Um dos cartões postais do Pantanal, localizado às margens da BR-262, no município de Corumbá, Mato Grosso do Sul, pode se tornar um monumento vivo ao ser adotado pelo casal de tuiuiús que anualmente se reproduzia no ninho original, que foi totalmente destruído pelas queimadas ocorridas em 2020. O casal de tuiuiús voltou a encantar quem passa pelo local, e têm sido visto já trazendo material para o novo ninho, como galhos e fibras vegetais mais finas.

O ninho artificial foi construído para oferecer uma alternativa ao casal dessas aves símbolo do Pantanal, já que o ninho era um referencial turístico muito apreciado, que era tombado por lei do municipal. O fogo destruiu, além do ninho original, a estrutura de galhos que davam suporte a ele na piúva (nome pantaneiro do ipê) que ainda se mantém ao lado.

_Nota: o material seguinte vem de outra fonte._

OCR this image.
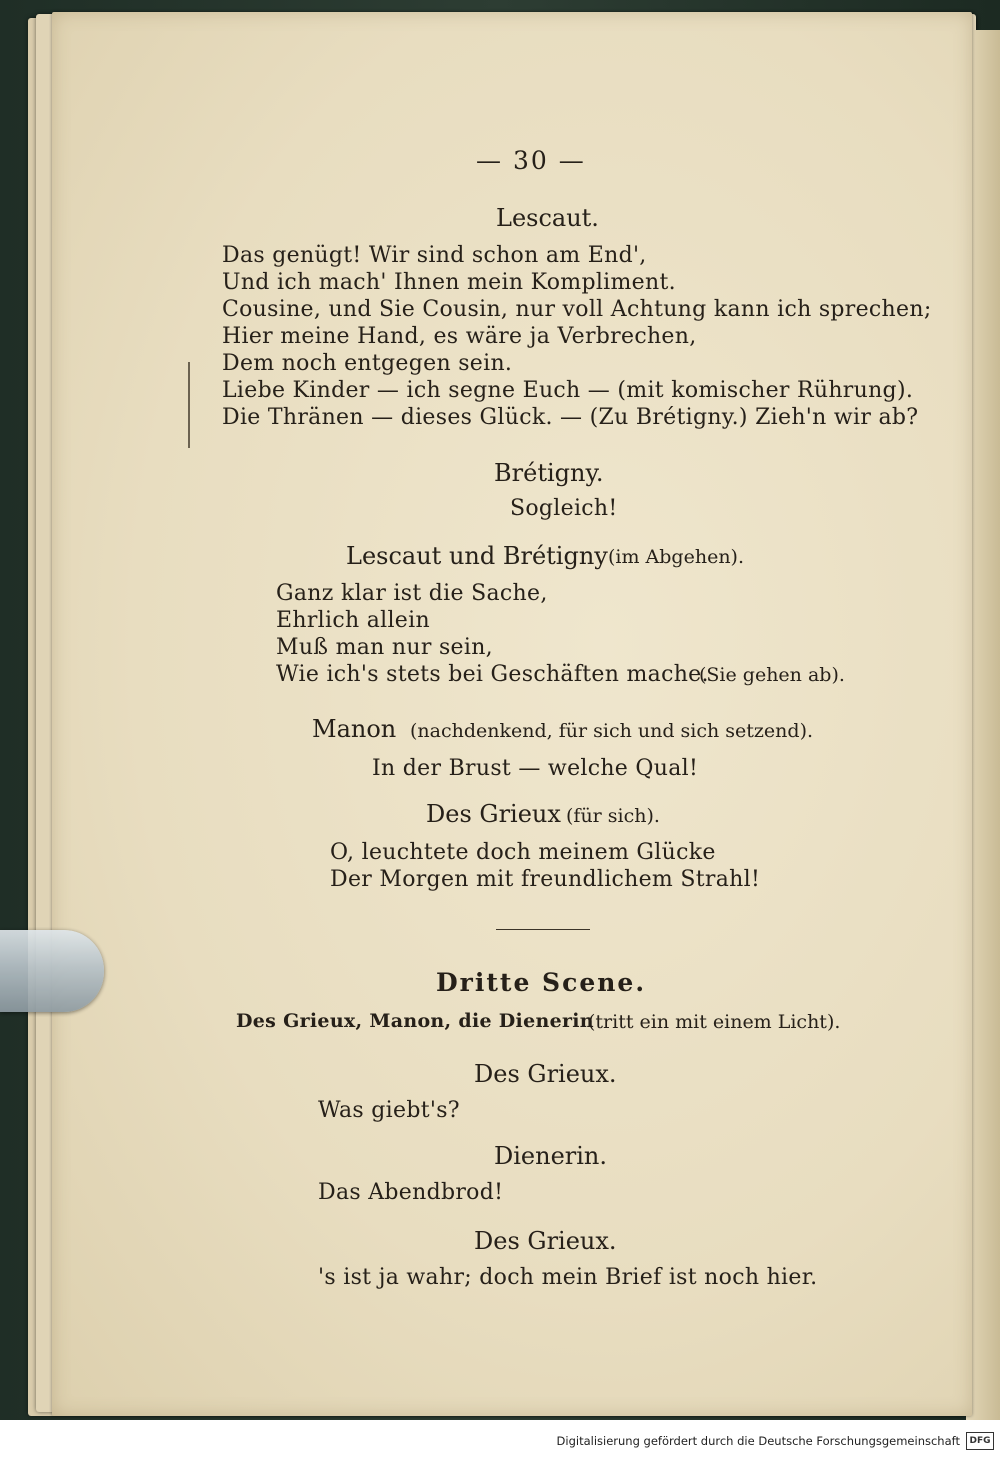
— 30 —
Lescaut.
Das genügt! Wir sind schon am End',
Und ich mach' Ihnen mein Kompliment.
Cousine, und Sie Cousin, nur voll Achtung kann ich sprechen;
Hier meine Hand, es wäre ja Verbrechen,
Dem noch entgegen sein.
Liebe Kinder — ich segne Euch — (mit komischer Rührung).
Die Thränen — dieses Glück. — (Zu Brétigny.) Zieh'n wir ab?
Brétigny.
Sogleich!
Lescaut und Brétigny (im Abgehen).
Ganz klar ist die Sache,
Ehrlich allein
Muß man nur sein,
Wie ich's stets bei Geschäften mache.
(Sie gehen ab).
Manon (nachdenkend, für sich und sich setzend).
In der Brust — welche Qual!
Des Grieux (für sich).
O, leuchtete doch meinem Glücke
Der Morgen mit freundlichem Strahl!
Dritte Scene.
Des Grieux, Manon, die Dienerin
(tritt ein mit einem Licht).
Des Grieux.
Was giebt's?
Dienerin.
Das Abendbrod!
Des Grieux.
's ist ja wahr; doch mein Brief ist noch hier.
Digitalisierung gefördert durch die Deutsche Forschungsgemeinschaft	DFG
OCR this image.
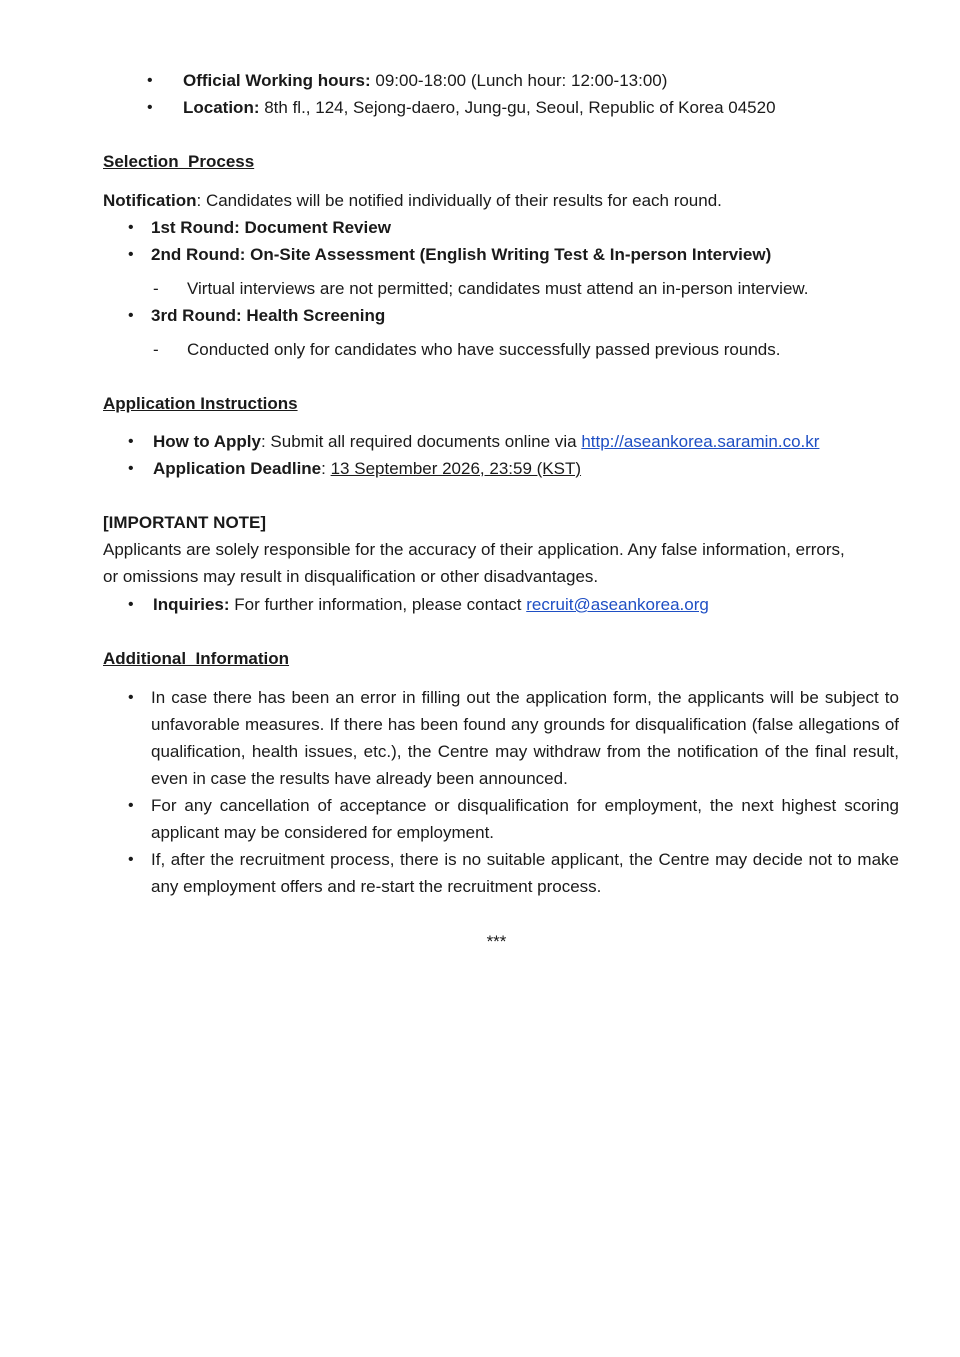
• Official Working hours: 09:00-18:00 (Lunch hour: 12:00-13:00)
• Location: 8th fl., 124, Sejong-daero, Jung-gu, Seoul, Republic of Korea 04520
Selection  Process
Notification: Candidates will be notified individually of their results for each round.
• 1st Round: Document Review
• 2nd Round: On-Site Assessment (English Writing Test & In-person Interview)
- Virtual interviews are not permitted; candidates must attend an in-person interview.
• 3rd Round: Health Screening
- Conducted only for candidates who have successfully passed previous rounds.
Application Instructions
• How to Apply: Submit all required documents online via http://aseankorea.saramin.co.kr
• Application Deadline: 13 September 2026, 23:59 (KST)
[IMPORTANT NOTE]
Applicants are solely responsible for the accuracy of their application. Any false information, errors,
or omissions may result in disqualification or other disadvantages.
• Inquiries: For further information, please contact recruit@aseankorea.org
Additional  Information
• In case there has been an error in filling out the application form, the applicants will be subject to unfavorable measures. If there has been found any grounds for disqualification (false allegations of qualification, health issues, etc.), the Centre may withdraw from the notification of the final result, even in case the results have already been announced.
• For any cancellation of acceptance or disqualification for employment, the next highest scoring applicant may be considered for employment.
• If, after the recruitment process, there is no suitable applicant, the Centre may decide not to make any employment offers and re-start the recruitment process.
***
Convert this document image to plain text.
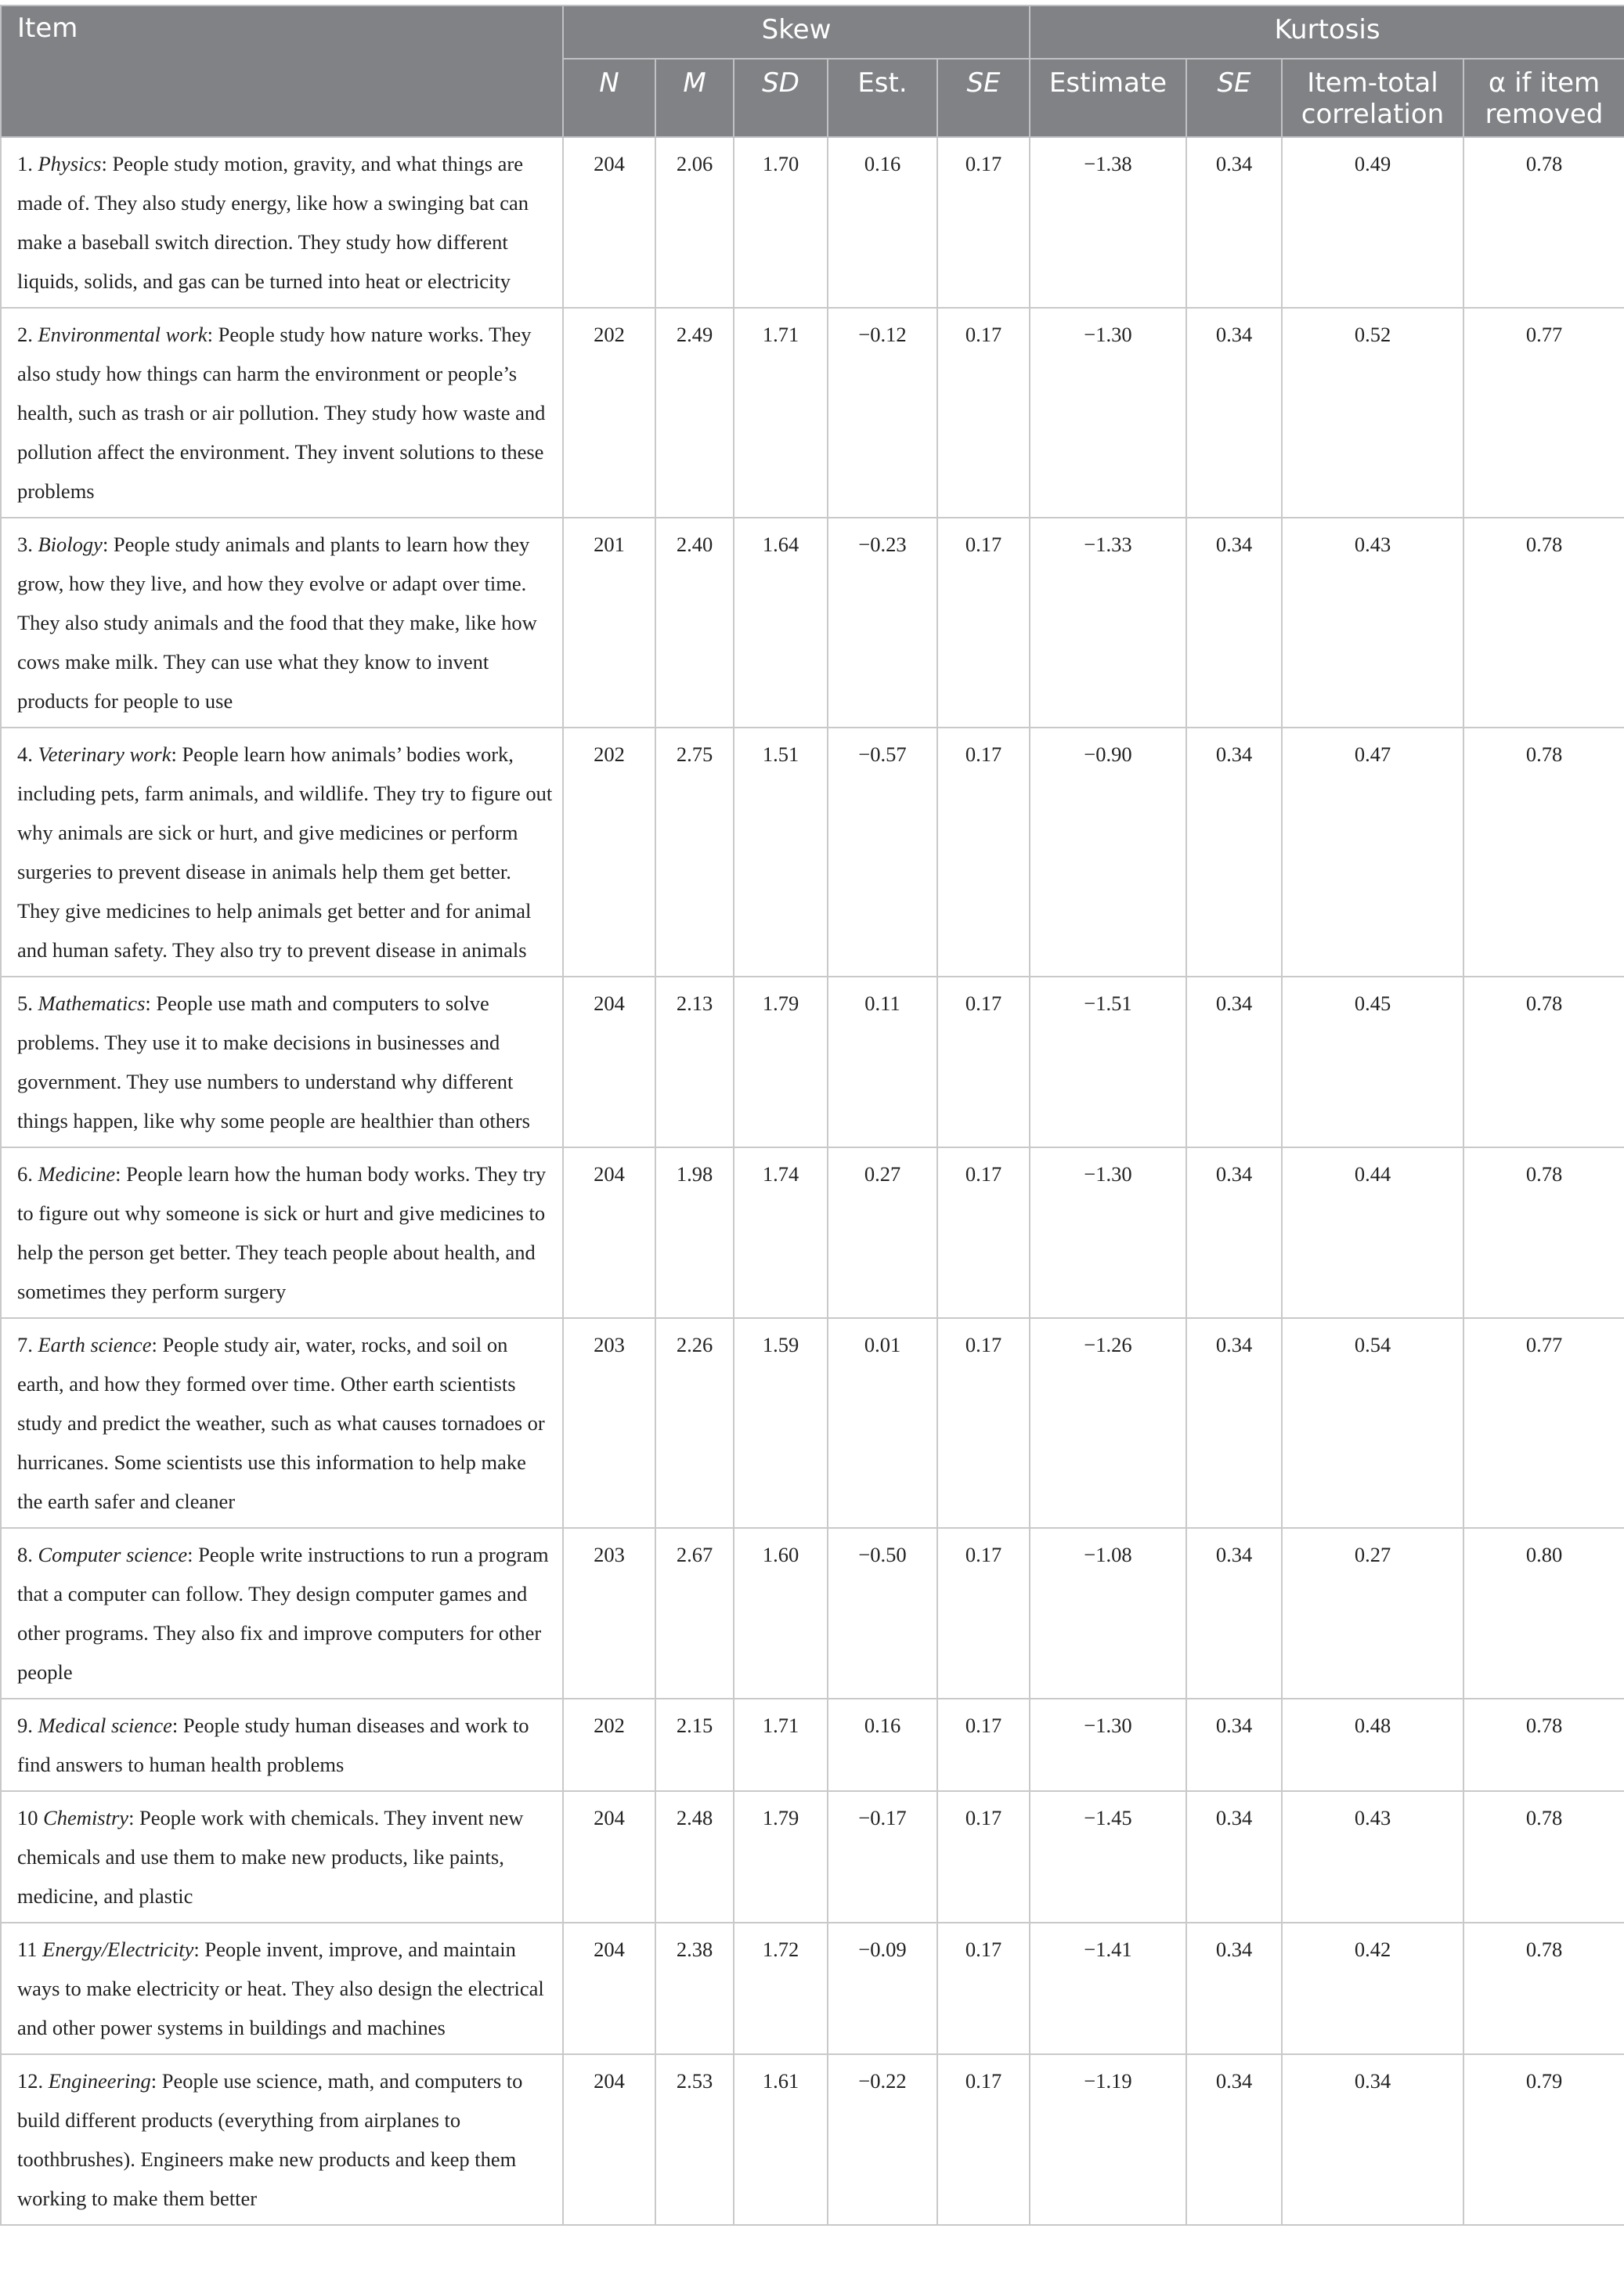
Item	Skew					Kurtosis			
	N	M	SD	Est.	SE	Estimate	SE	Item-total correlation	α if item removed
1. Physics: People study motion, gravity, and what things are made of. They also study energy, like how a swinging bat can make a baseball switch direction. They study how different liquids, solids, and gas can be turned into heat or electricity	204	2.06	1.70	0.16	0.17	−1.38	0.34	0.49	0.78
2. Environmental work: People study how nature works. They also study how things can harm the environment or people’s health, such as trash or air pollution. They study how waste and pollution affect the environment. They invent solutions to these problems	202	2.49	1.71	−0.12	0.17	−1.30	0.34	0.52	0.77
3. Biology: People study animals and plants to learn how they grow, how they live, and how they evolve or adapt over time. They also study animals and the food that they make, like how cows make milk. They can use what they know to invent products for people to use	201	2.40	1.64	−0.23	0.17	−1.33	0.34	0.43	0.78
4. Veterinary work: People learn how animals’ bodies work, including pets, farm animals, and wildlife. They try to figure out why animals are sick or hurt, and give medicines or perform surgeries to prevent disease in animals help them get better. They give medicines to help animals get better and for animal and human safety. They also try to prevent disease in animals	202	2.75	1.51	−0.57	0.17	−0.90	0.34	0.47	0.78
5. Mathematics: People use math and computers to solve problems. They use it to make decisions in businesses and government. They use numbers to understand why different things happen, like why some people are healthier than others	204	2.13	1.79	0.11	0.17	−1.51	0.34	0.45	0.78
6. Medicine: People learn how the human body works. They try to figure out why someone is sick or hurt and give medicines to help the person get better. They teach people about health, and sometimes they perform surgery	204	1.98	1.74	0.27	0.17	−1.30	0.34	0.44	0.78
7. Earth science: People study air, water, rocks, and soil on earth, and how they formed over time. Other earth scientists study and predict the weather, such as what causes tornadoes or hurricanes. Some scientists use this information to help make the earth safer and cleaner	203	2.26	1.59	0.01	0.17	−1.26	0.34	0.54	0.77
8. Computer science: People write instructions to run a program that a computer can follow. They design computer games and other programs. They also fix and improve computers for other people	203	2.67	1.60	−0.50	0.17	−1.08	0.34	0.27	0.80
9. Medical science: People study human diseases and work to find answers to human health problems	202	2.15	1.71	0.16	0.17	−1.30	0.34	0.48	0.78
10 Chemistry: People work with chemicals. They invent new chemicals and use them to make new products, like paints, medicine, and plastic	204	2.48	1.79	−0.17	0.17	−1.45	0.34	0.43	0.78
11 Energy/Electricity: People invent, improve, and maintain ways to make electricity or heat. They also design the electrical and other power systems in buildings and machines	204	2.38	1.72	−0.09	0.17	−1.41	0.34	0.42	0.78
12. Engineering: People use science, math, and computers to build different products (everything from airplanes to toothbrushes). Engineers make new products and keep them working to make them better	204	2.53	1.61	−0.22	0.17	−1.19	0.34	0.34	0.79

O ninho artificial vinha sendo monitorado desde a sua construção, em 23 de outubro de 2020. Em janeiro de 2021, os tuiuiús foram vistos nas proximidades do ninho artificial e até pousados na árvore do antigo ninho. Já em 16 de maio deste ano, houve o primeiro registro do casal pousado no ninho artificial. Além disso, Walfrido Tomás, pesquisador da Embrapa Pantanal  idealizador do projeto do ninho artificial, registrou o fato dos tuiuiús estarem trazendo material para o ninho, numa clara indicação que estão preparando o local para procriação. Isso confirma a adoção do novo ninho pelo casal, confirmando a esperança dos pesquisadores.

Construção do novo ninho

Walfrido conta que, durante o trabalho de levantamento de animais mortos pelas queimadas, realizado no ano passado, ele observou diversas vezes tuiuiús pousados em árvores próximas ao ninho que foi queimado cerca de um mês antes, e então teve a ideia de instalar uma estrutura alternativa para a um novo ninho. “Assim os tuiuiús poderiam retornar, pois essas aves são fiéis ao local de nidificação”, detalhou Walfrido.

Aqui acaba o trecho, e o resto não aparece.